11. Vorliegend ist auf Basis des Vortrags der Klägerin vom Bestehen eines gemeinsamen besonderen Gerichtsstands auszugehen. Ist aber ein gemeinsamer Gerichtsstand zuverlässig feststellbar, kann eine Bestimmung des zuständigen Gerichts nicht erfolgen (vgl. Zöller/Vollkommer, 29. Aufl., § 36 Rd. 15).

12. Vorliegend besteht ein gemeinsamer besonderer Gerichtsstand i.S.d. § 29 ZPO im Bezirk des Amtsgerichts Frankfurt am Main. Mangels eigenständiger Gerichtsstandsregelung im Rahmen der Verordnung EG 2004/216 ist auf Basis der nationalen Bestimmungen der Erfüllungsort für die Erbringung von Beförderungsleistungen zu ermitteln. Demnach liegt der Erfüllungsort i.S.d.§ 269 Abs. 1 BGB für die von der Beklagten zu 2) geschuldete Hin- und Rückbeförderung des Klägers zwischen Frankfurt am Main und … jedenfalls auch am Abflugsort, d.h. dem Flughafen Frankfurt am Main (vgl. BGH NJW 2008, 2121, 2122; AG Lichtenberg NJOZ 2007, 3516, 3517). Dort war die Maschine nebst Personal rechtzeitig bereit zu stellen. Für die Beklagte zu 1) als Reiseveranstaltungsunternehmen lag der Erfüllungsort hinsichtlich der in den Pauschalreisevertrag integrierten Flugreise ebenfalls  jedenfalls auch – am Abflugsort, d. h. im Bezirk des Amtsgerichts Frankfurt am Main (vgl. Musielak/Heinrich, 9. Aufl., ZPO, § 29 Rd. 32 „Reiseverträge“; Zöller/Vollkommer, 29. Aufl., § 29 Rd. 25 „Reisevertrag“).
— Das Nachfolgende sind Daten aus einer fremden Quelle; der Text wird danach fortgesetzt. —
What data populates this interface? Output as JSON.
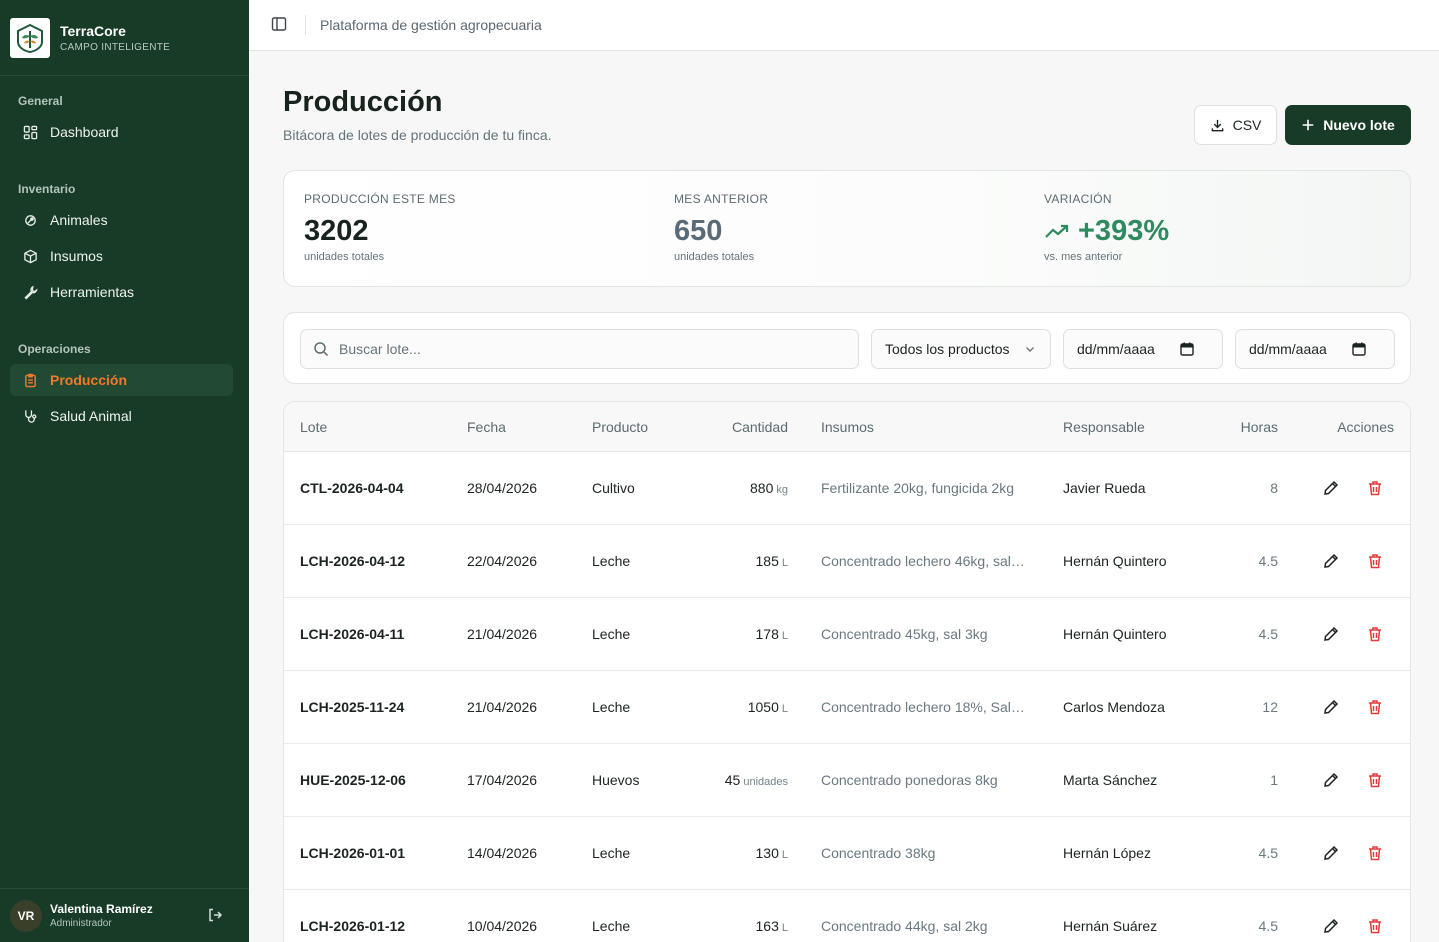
{
  "brand": {
    "name": "TerraCore",
    "subtitle": "CAMPO INTELIGENTE"
  },
  "sidebar": {
    "sections": [
      {
        "label": "General"
      },
      {
        "label": "Inventario"
      },
      {
        "label": "Operaciones"
      }
    ],
    "items": [
      {
        "label": "Dashboard",
        "icon": "dashboard-icon"
      },
      {
        "label": "Animales",
        "icon": "paw-icon"
      },
      {
        "label": "Insumos",
        "icon": "package-icon"
      },
      {
        "label": "Herramientas",
        "icon": "wrench-icon"
      },
      {
        "label": "Producción",
        "icon": "clipboard-icon",
        "active": true
      },
      {
        "label": "Salud Animal",
        "icon": "stethoscope-icon"
      }
    ]
  },
  "user": {
    "initials": "VR",
    "name": "Valentina Ramírez",
    "role": "Administrador"
  },
  "topbar": {
    "title": "Plataforma de gestión agropecuaria"
  },
  "header": {
    "title": "Producción",
    "subtitle": "Bitácora de lotes de producción de tu finca.",
    "csv_label": "CSV",
    "new_label": "Nuevo lote"
  },
  "stats": {
    "current": {
      "label": "PRODUCCIÓN ESTE MES",
      "value": "3202",
      "note": "unidades totales"
    },
    "previous": {
      "label": "MES ANTERIOR",
      "value": "650",
      "note": "unidades totales"
    },
    "variation": {
      "label": "VARIACIÓN",
      "value": "+393%",
      "note": "vs. mes anterior"
    }
  },
  "filters": {
    "search_placeholder": "Buscar lote...",
    "product_selected": "Todos los productos",
    "date_from": "dd/mm/aaaa",
    "date_to": "dd/mm/aaaa"
  },
  "table": {
    "columns": [
      "Lote",
      "Fecha",
      "Producto",
      "Cantidad",
      "Insumos",
      "Responsable",
      "Horas",
      "Acciones"
    ],
    "rows": [
      {
        "lote": "CTL-2026-04-04",
        "fecha": "28/04/2026",
        "producto": "Cultivo",
        "cantidad": "880",
        "unidad": "kg",
        "insumos": "Fertilizante 20kg, fungicida 2kg",
        "responsable": "Javier Rueda",
        "horas": "8"
      },
      {
        "lote": "LCH-2026-04-12",
        "fecha": "22/04/2026",
        "producto": "Leche",
        "cantidad": "185",
        "unidad": "L",
        "insumos": "Concentrado lechero 46kg, sal ...",
        "responsable": "Hernán Quintero",
        "horas": "4.5"
      },
      {
        "lote": "LCH-2026-04-11",
        "fecha": "21/04/2026",
        "producto": "Leche",
        "cantidad": "178",
        "unidad": "L",
        "insumos": "Concentrado 45kg, sal 3kg",
        "responsable": "Hernán Quintero",
        "horas": "4.5"
      },
      {
        "lote": "LCH-2025-11-24",
        "fecha": "21/04/2026",
        "producto": "Leche",
        "cantidad": "1050",
        "unidad": "L",
        "insumos": "Concentrado lechero 18%, Sal ...",
        "responsable": "Carlos Mendoza",
        "horas": "12"
      },
      {
        "lote": "HUE-2025-12-06",
        "fecha": "17/04/2026",
        "producto": "Huevos",
        "cantidad": "45",
        "unidad": "unidades",
        "insumos": "Concentrado ponedoras 8kg",
        "responsable": "Marta Sánchez",
        "horas": "1"
      },
      {
        "lote": "LCH-2026-01-01",
        "fecha": "14/04/2026",
        "producto": "Leche",
        "cantidad": "130",
        "unidad": "L",
        "insumos": "Concentrado 38kg",
        "responsable": "Hernán López",
        "horas": "4.5"
      },
      {
        "lote": "LCH-2026-01-12",
        "fecha": "10/04/2026",
        "producto": "Leche",
        "cantidad": "163",
        "unidad": "L",
        "insumos": "Concentrado 44kg, sal 2kg",
        "responsable": "Hernán Suárez",
        "horas": "4.5"
      }
    ]
  },
  "colors": {
    "sidebar": "#173b27",
    "accent": "#f07a2a",
    "positive": "#2f8a5f",
    "danger": "#e23b3b"
  }
}
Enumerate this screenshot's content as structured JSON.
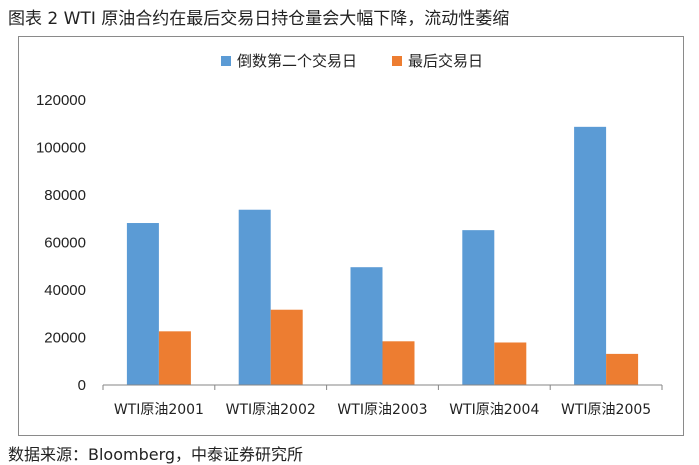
{
  "figure": {
    "title": "图表 2 WTI 原油合约在最后交易日持仓量会大幅下降，流动性萎缩",
    "source": "数据来源：Bloomberg，中泰证券研究所"
  },
  "colors": {
    "series1": "#5b9bd5",
    "series2": "#ed7d31",
    "axis": "#868686",
    "frame": "#8a8a8a"
  },
  "chart_data": {
    "type": "bar",
    "categories": [
      "WTI原油2001",
      "WTI原油2002",
      "WTI原油2003",
      "WTI原油2004",
      "WTI原油2005"
    ],
    "series": [
      {
        "name": "倒数第二个交易日",
        "values": [
          68200,
          73800,
          49600,
          65200,
          108700
        ]
      },
      {
        "name": "最后交易日",
        "values": [
          22600,
          31700,
          18400,
          17900,
          13100
        ]
      }
    ],
    "ylim": [
      0,
      120000
    ],
    "yticks": [
      "0",
      "20000",
      "40000",
      "60000",
      "80000",
      "100000",
      "120000"
    ],
    "legend": "top",
    "grid": false
  }
}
13. Der Erfüllungsort für die hier geltend gemachten Sekundäransprüche in Form der Reisepreisminderung bestimmt sich nach dem Erfüllungsort der behaupteten Primärleistungsverpflichtung. Damit ist ebenfalls das Amtsgericht Frankfurt am Main für die streitgegenständlichen Ansprüche zuständig.